The Supreme Court has overstepped its bounds. Their ruling is no law at all.
COLORADO SPRINGS, Colo., Sept. 6, 2015 — This week Kentucky Clerk Kim Davis was jailed by federal Judge David L. Bunning until, he said, she changes her mind and agrees to issue marriage licenses to same-sex couples. That seems unlikely. Davis understands her Christian faith and the hierarchy of law better than the judge.
It was bound to come to this ever since five activist judges on the U.S. Supreme Court discovered in June a right to same-sex marriage buried deep between the lines in the Constitution.
That’s exactly the problem: Those who filed the lawsuit in federal—not state—court and who asked for substantial financial fines are not people of good will. They were looking for a showdown, no less than the homosexual activists who walked into Jack Phillips’ cake shop in Denver or the lesbians who shut down the Oregon bakers or many other similar cases.
Their aim is to put every Christian in America on notice that their newly discovered right to marry trumps religious conviction.
The media have sought to turn this into a personality issue. Davis is invariably shown in her booking photo, and Bunning is depicted as a hero for enforcing “the law of the land” despite, according to the Washington Post, being a “devout Catholic.”
If that’s true, the judge has just revealed that he knows little about his Catholic faith. In his ruling, he said, “The idea of natural law superseding this court’s authority would be a dangerous precedent indeed.”
Issue the judge a red nose and floppy shoes to go along with his black robe. What a ridiculous thing to say!
The idea of the supremacy of natural law goes back at least 800 years to the Catholic theologian St. Thomas Aquinas. It is enshrined in the Declaration of Independence: The Congress asserted our right to independence based on “the Laws of Nature and of Nature’s God.” Government exists to secure our natural rights. The first right in First Amendment in our Bill of Rights is freedom of religion and “the free exercise thereof.”
Since the whole idea of our system of government is built on natural law, there can be no question that it supersedes Bunning’s court’s authority. God rules, not the Supreme Court.
Further, if Bunning appeals to same-sex marriage as the law of the land, what law precisely does he appeal to? To a law passed by the Kentucky legislature legalizing same-sex unions? No. To a law passed by the U.S. Congress? No. In fact, the only law passed by Congress is the Defense of Marriage Act, which specifically states that marriage is between one man and one woman.
Instead, he appeals to the authority of the U.S. Supreme Court, which is no law-making body at all.

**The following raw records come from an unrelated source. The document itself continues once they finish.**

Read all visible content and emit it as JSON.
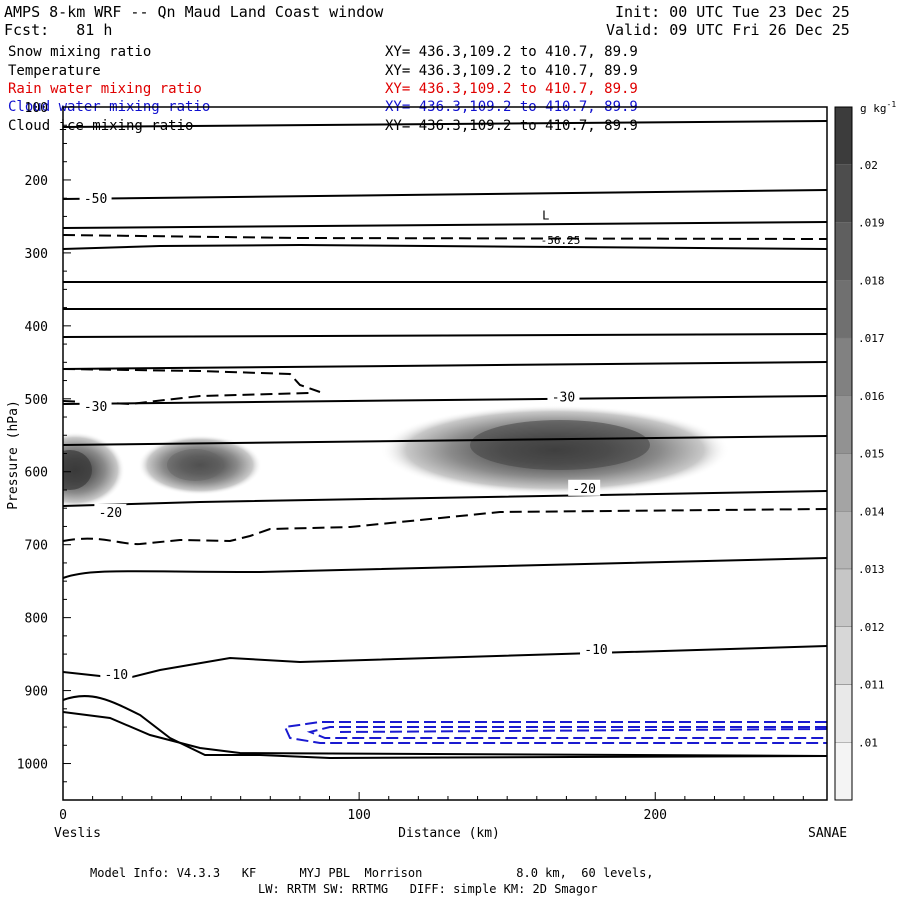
{
  "header": {
    "title": "AMPS 8-km WRF -- Qn Maud Land Coast window",
    "forecast": "Fcst:   81 h",
    "init": "Init: 00 UTC Tue 23 Dec 25",
    "valid": "Valid: 09 UTC Fri 26 Dec 25"
  },
  "fields": [
    {
      "name": "Snow mixing ratio",
      "xy": "XY= 436.3,109.2 to 410.7, 89.9",
      "color": "#000000"
    },
    {
      "name": "Temperature",
      "xy": "XY= 436.3,109.2 to 410.7, 89.9",
      "color": "#000000"
    },
    {
      "name": "Rain water mixing ratio",
      "xy": "XY= 436.3,109.2 to 410.7, 89.9",
      "color": "#e00000"
    },
    {
      "name": "Cloud water mixing ratio",
      "xy": "XY= 436.3,109.2 to 410.7, 89.9",
      "color": "#1010d0"
    },
    {
      "name": "Cloud ice mixing ratio",
      "xy": "XY= 436.3,109.2 to 410.7, 89.9",
      "color": "#000000"
    }
  ],
  "chart_data": {
    "type": "contour cross-section",
    "xlabel": "Distance (km)",
    "ylabel": "Pressure (hPa)",
    "xlim": [
      0,
      258
    ],
    "ylim": [
      1050,
      100
    ],
    "x_ticks": [
      0,
      100,
      200
    ],
    "y_ticks": [
      100,
      200,
      300,
      400,
      500,
      600,
      700,
      800,
      900,
      1000
    ],
    "x_end_labels": {
      "left": "Veslis",
      "right": "SANAE"
    },
    "colorbar": {
      "unit": "g kg",
      "unit_exponent": "-1",
      "levels": [
        ".02",
        ".019",
        ".018",
        ".017",
        ".016",
        ".015",
        ".014",
        ".013",
        ".012",
        ".011",
        ".01"
      ]
    },
    "temperature_labels": [
      {
        "text": "-50",
        "x": 11,
        "p": 225
      },
      {
        "text": "-30",
        "x": 11,
        "p": 510
      },
      {
        "text": "-30",
        "x": 169,
        "p": 497
      },
      {
        "text": "-20",
        "x": 16,
        "p": 655
      },
      {
        "text": "-20",
        "x": 176,
        "p": 622
      },
      {
        "text": "-10",
        "x": 18,
        "p": 877
      },
      {
        "text": "-10",
        "x": 180,
        "p": 843
      }
    ],
    "low_marker": {
      "text": "L",
      "x": 163,
      "p": 265
    },
    "minimum_label": {
      "text": "-56.25",
      "x": 168,
      "p": 282
    },
    "snow_maxima": [
      {
        "x": 160,
        "p": 570,
        "value": 0.02
      },
      {
        "x": 5,
        "p": 610,
        "value": 0.019
      },
      {
        "x": 40,
        "p": 605,
        "value": 0.018
      }
    ]
  },
  "footer": {
    "line1": "Model Info: V4.3.3   KF      MYJ PBL  Morrison             8.0 km,  60 levels,",
    "line2": "LW: RRTM SW: RRTMG   DIFF: simple KM: 2D Smagor"
  }
}
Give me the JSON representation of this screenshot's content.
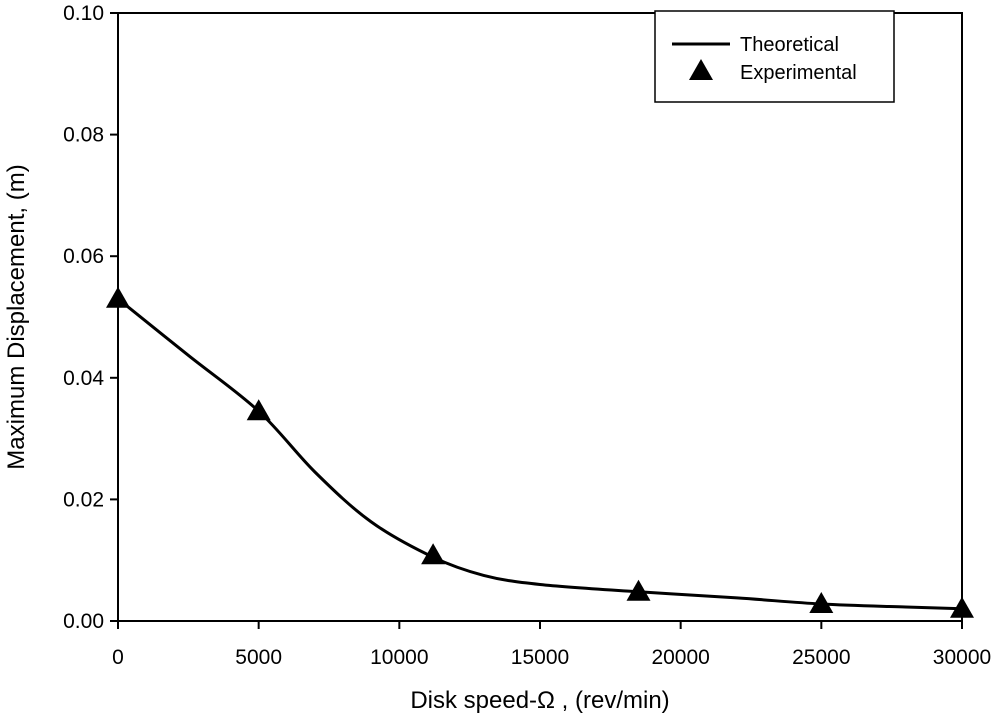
{
  "chart_data": {
    "type": "line",
    "title": "",
    "xlabel": "Disk speed-Ω , (rev/min)",
    "ylabel": "Maximum Displacement, (m)",
    "xlim": [
      0,
      30000
    ],
    "ylim": [
      0,
      0.1
    ],
    "xticks": [
      0,
      5000,
      10000,
      15000,
      20000,
      25000,
      30000
    ],
    "xtick_labels": [
      "0",
      "5000",
      "10000",
      "15000",
      "20000",
      "25000",
      "30000"
    ],
    "yticks": [
      0,
      0.02,
      0.04,
      0.06,
      0.08,
      0.1
    ],
    "ytick_labels": [
      "0.00",
      "0.02",
      "0.04",
      "0.06",
      "0.08",
      "0.10"
    ],
    "grid": false,
    "legend_position": "top-right",
    "series": [
      {
        "name": "Theoretical",
        "kind": "line",
        "x": [
          0,
          2500,
          5000,
          7000,
          9000,
          11200,
          13000,
          15000,
          18500,
          22000,
          25000,
          28000,
          30000
        ],
        "y": [
          0.053,
          0.0437,
          0.0345,
          0.0245,
          0.0163,
          0.0105,
          0.0075,
          0.006,
          0.0048,
          0.0038,
          0.0028,
          0.0023,
          0.002
        ]
      },
      {
        "name": "Experimental",
        "kind": "marker",
        "marker": "triangle",
        "x": [
          0,
          5000,
          11200,
          18500,
          25000,
          30000
        ],
        "y": [
          0.053,
          0.0345,
          0.0108,
          0.0048,
          0.0028,
          0.002
        ]
      }
    ]
  }
}
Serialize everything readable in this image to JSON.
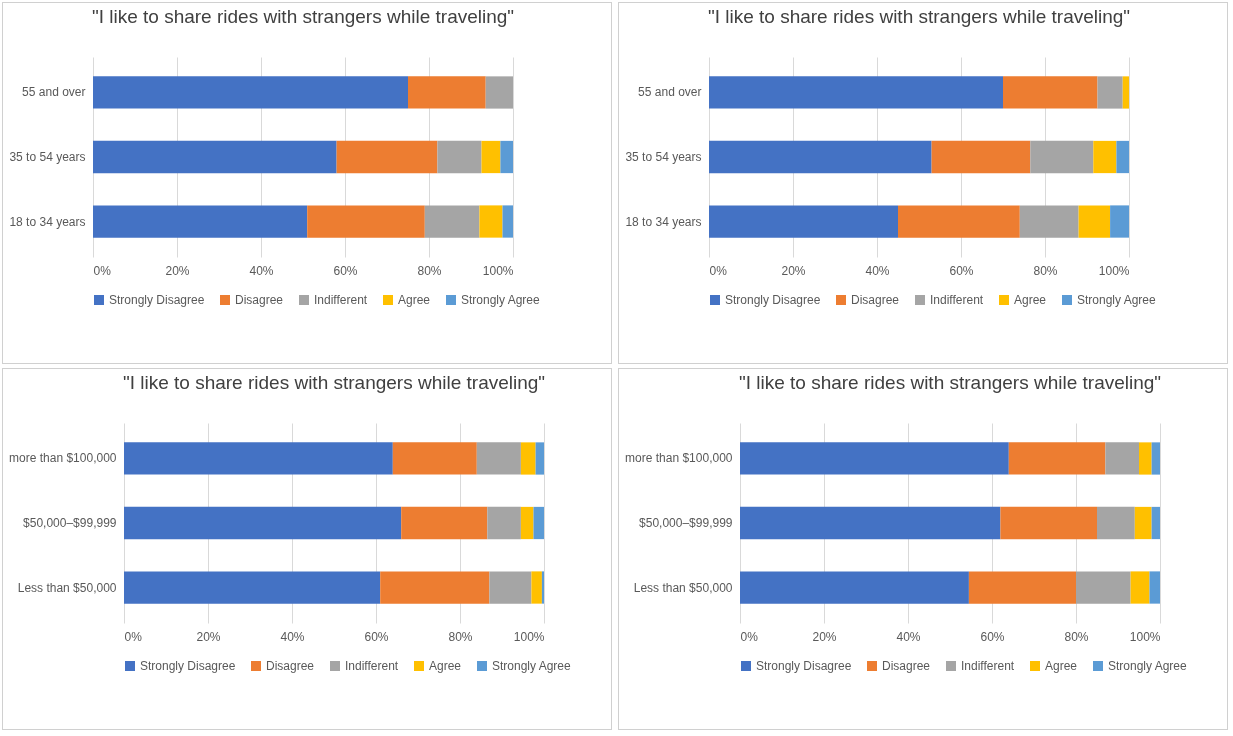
{
  "chart_data": [
    {
      "type": "bar",
      "orientation": "horizontal",
      "stacked": true,
      "title": "\"I like to share rides with strangers while traveling\"",
      "categories": [
        "55 and over",
        "35 to 54 years",
        "18 to 34 years"
      ],
      "series": [
        {
          "name": "Strongly Disagree",
          "color": "#4472c4",
          "values": [
            75,
            58,
            51
          ]
        },
        {
          "name": "Disagree",
          "color": "#ed7d31",
          "values": [
            18.5,
            24,
            28
          ]
        },
        {
          "name": "Indifferent",
          "color": "#a5a5a5",
          "values": [
            6.5,
            10.5,
            13
          ]
        },
        {
          "name": "Agree",
          "color": "#ffc000",
          "values": [
            0,
            4.5,
            5.5
          ]
        },
        {
          "name": "Strongly Agree",
          "color": "#5b9bd5",
          "values": [
            0,
            3,
            2.5
          ]
        }
      ],
      "xlim": [
        0,
        100
      ],
      "xticks": [
        {
          "value": 0,
          "label": "0%"
        },
        {
          "value": 20,
          "label": "20%"
        },
        {
          "value": 40,
          "label": "40%"
        },
        {
          "value": 60,
          "label": "60%"
        },
        {
          "value": 80,
          "label": "80%"
        },
        {
          "value": 100,
          "label": "100%"
        }
      ],
      "grid": "x",
      "legend": "bottom"
    },
    {
      "type": "bar",
      "orientation": "horizontal",
      "stacked": true,
      "title": "\"I like to share rides with strangers while traveling\"",
      "categories": [
        "55 and over",
        "35 to 54 years",
        "18 to 34 years"
      ],
      "series": [
        {
          "name": "Strongly Disagree",
          "color": "#4472c4",
          "values": [
            70,
            53,
            45
          ]
        },
        {
          "name": "Disagree",
          "color": "#ed7d31",
          "values": [
            22.5,
            23.5,
            29
          ]
        },
        {
          "name": "Indifferent",
          "color": "#a5a5a5",
          "values": [
            6,
            15,
            14
          ]
        },
        {
          "name": "Agree",
          "color": "#ffc000",
          "values": [
            1.5,
            5.5,
            7.5
          ]
        },
        {
          "name": "Strongly Agree",
          "color": "#5b9bd5",
          "values": [
            0,
            3,
            4.5
          ]
        }
      ],
      "xlim": [
        0,
        100
      ],
      "xticks": [
        {
          "value": 0,
          "label": "0%"
        },
        {
          "value": 20,
          "label": "20%"
        },
        {
          "value": 40,
          "label": "40%"
        },
        {
          "value": 60,
          "label": "60%"
        },
        {
          "value": 80,
          "label": "80%"
        },
        {
          "value": 100,
          "label": "100%"
        }
      ],
      "grid": "x",
      "legend": "bottom"
    },
    {
      "type": "bar",
      "orientation": "horizontal",
      "stacked": true,
      "title": "\"I like to share rides with strangers while traveling\"",
      "categories": [
        "more than $100,000",
        "$50,000–$99,999",
        "Less than $50,000"
      ],
      "series": [
        {
          "name": "Strongly Disagree",
          "color": "#4472c4",
          "values": [
            64,
            66,
            61
          ]
        },
        {
          "name": "Disagree",
          "color": "#ed7d31",
          "values": [
            20,
            20.5,
            26
          ]
        },
        {
          "name": "Indifferent",
          "color": "#a5a5a5",
          "values": [
            10.5,
            8,
            10
          ]
        },
        {
          "name": "Agree",
          "color": "#ffc000",
          "values": [
            3.5,
            3,
            2.5
          ]
        },
        {
          "name": "Strongly Agree",
          "color": "#5b9bd5",
          "values": [
            2,
            2.5,
            0.5
          ]
        }
      ],
      "xlim": [
        0,
        100
      ],
      "xticks": [
        {
          "value": 0,
          "label": "0%"
        },
        {
          "value": 20,
          "label": "20%"
        },
        {
          "value": 40,
          "label": "40%"
        },
        {
          "value": 60,
          "label": "60%"
        },
        {
          "value": 80,
          "label": "80%"
        },
        {
          "value": 100,
          "label": "100%"
        }
      ],
      "grid": "x",
      "legend": "bottom"
    },
    {
      "type": "bar",
      "orientation": "horizontal",
      "stacked": true,
      "title": "\"I like to share rides with strangers while traveling\"",
      "categories": [
        "more than $100,000",
        "$50,000–$99,999",
        "Less than $50,000"
      ],
      "series": [
        {
          "name": "Strongly Disagree",
          "color": "#4472c4",
          "values": [
            64,
            62,
            54.5
          ]
        },
        {
          "name": "Disagree",
          "color": "#ed7d31",
          "values": [
            23,
            23,
            25.5
          ]
        },
        {
          "name": "Indifferent",
          "color": "#a5a5a5",
          "values": [
            8,
            9,
            13
          ]
        },
        {
          "name": "Agree",
          "color": "#ffc000",
          "values": [
            3,
            4,
            4.5
          ]
        },
        {
          "name": "Strongly Agree",
          "color": "#5b9bd5",
          "values": [
            2,
            2,
            2.5
          ]
        }
      ],
      "xlim": [
        0,
        100
      ],
      "xticks": [
        {
          "value": 0,
          "label": "0%"
        },
        {
          "value": 20,
          "label": "20%"
        },
        {
          "value": 40,
          "label": "40%"
        },
        {
          "value": 60,
          "label": "60%"
        },
        {
          "value": 80,
          "label": "80%"
        },
        {
          "value": 100,
          "label": "100%"
        }
      ],
      "grid": "x",
      "legend": "bottom"
    }
  ]
}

The Supreme Court has overstepped its bounds—a fact mentioned in the dissenting opinions. Their ruling is no law at all. No law, no duty to obey. On the contrary, there is a positive Christian duty to disobey unjust law, to engage in civil disobedience.
“But Peter and the apostles answered, “We must obey God rather than men” (Acts 5:29).
Even if it were law, Davis would have no duty to obey it because, as noted above, natural law does take precedence over man-made law. This is a principle also well established in Catholic theology, as Bunning, being the devout Catholic he is, ought to know.
Kim Davis is a Christian hero and Bunning is going to make her a martyr as well. At a time when Syrian and Iraqi Christians are dying for their faith, too many Christians in America don’t even understand what their faith means or what it requires them to do.
Davis said, “I have weighed the cost … But it is through God and His grace and strength that I stand, that I can have a smile on my face.”